Similar retorno, aunque sólo como Observador, ha ocurrido en relación al Consejo de Derechos Humanos de la ONU del que se retiró Trump alegando parcialidad anti –israelí entre otras (reales) disfuncionalidades del CDH.


Y en el caso de la OMC, la nueva administración ha reafirmado su pertenencia en esa entidad (repudiada aunque no abandonada por Trump) con el propósito de fortalecerla y reformarla.


Como es evidente, si Estados Unidos desea liderar el orden liberal de la post-guerra difícilmente podría hacerlo sin una participación multilateral activa.
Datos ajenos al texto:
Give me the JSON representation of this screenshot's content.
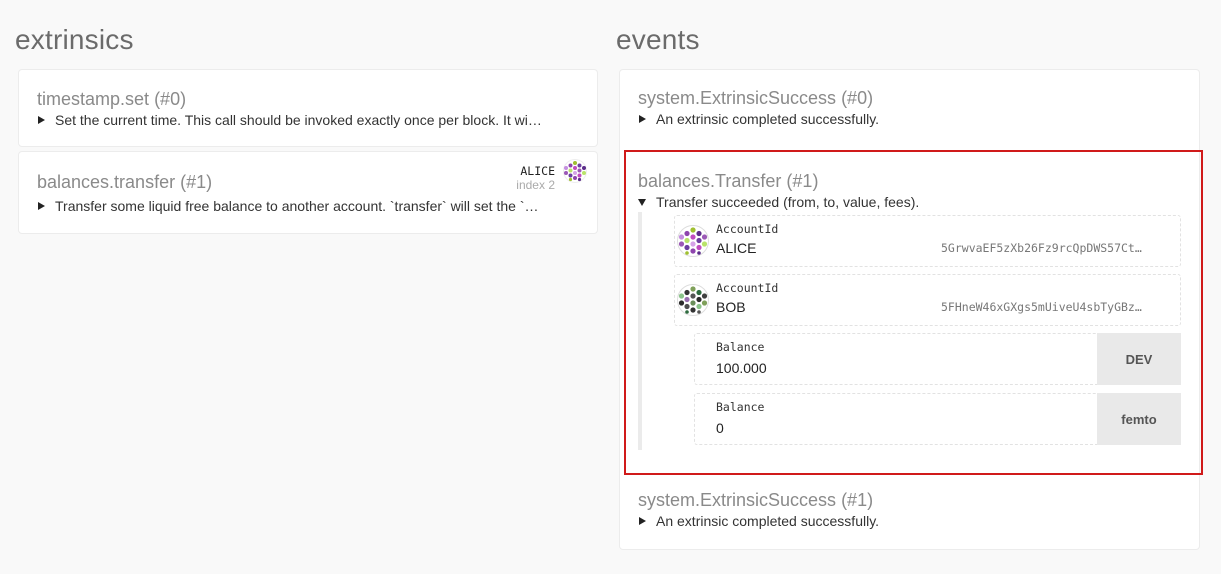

Pero la reinserción norteamericana también opera en el nivel regional y, especialmente en el ámbito de las alianzas. Así, en el ámbito transpacífico, el Sr. Biden aseguró en la Conferencia de Seguridad de Munich de febrero pasado que para Estados Unidos la OTAN es un instrumento fundamental de su identidad y seguridad occidentales, del orden liberal de la postguerra así como de su compromiso con la seguridad colectiva en Europa (y sus nuevas proyecciones). En particular el Presidente subrayó el vínculo norteamericano con el artículo 5 de la OTAN que establece el principio de que “el ataque a un aliado es ataque a todos los demás y se actúa en consecuencia”.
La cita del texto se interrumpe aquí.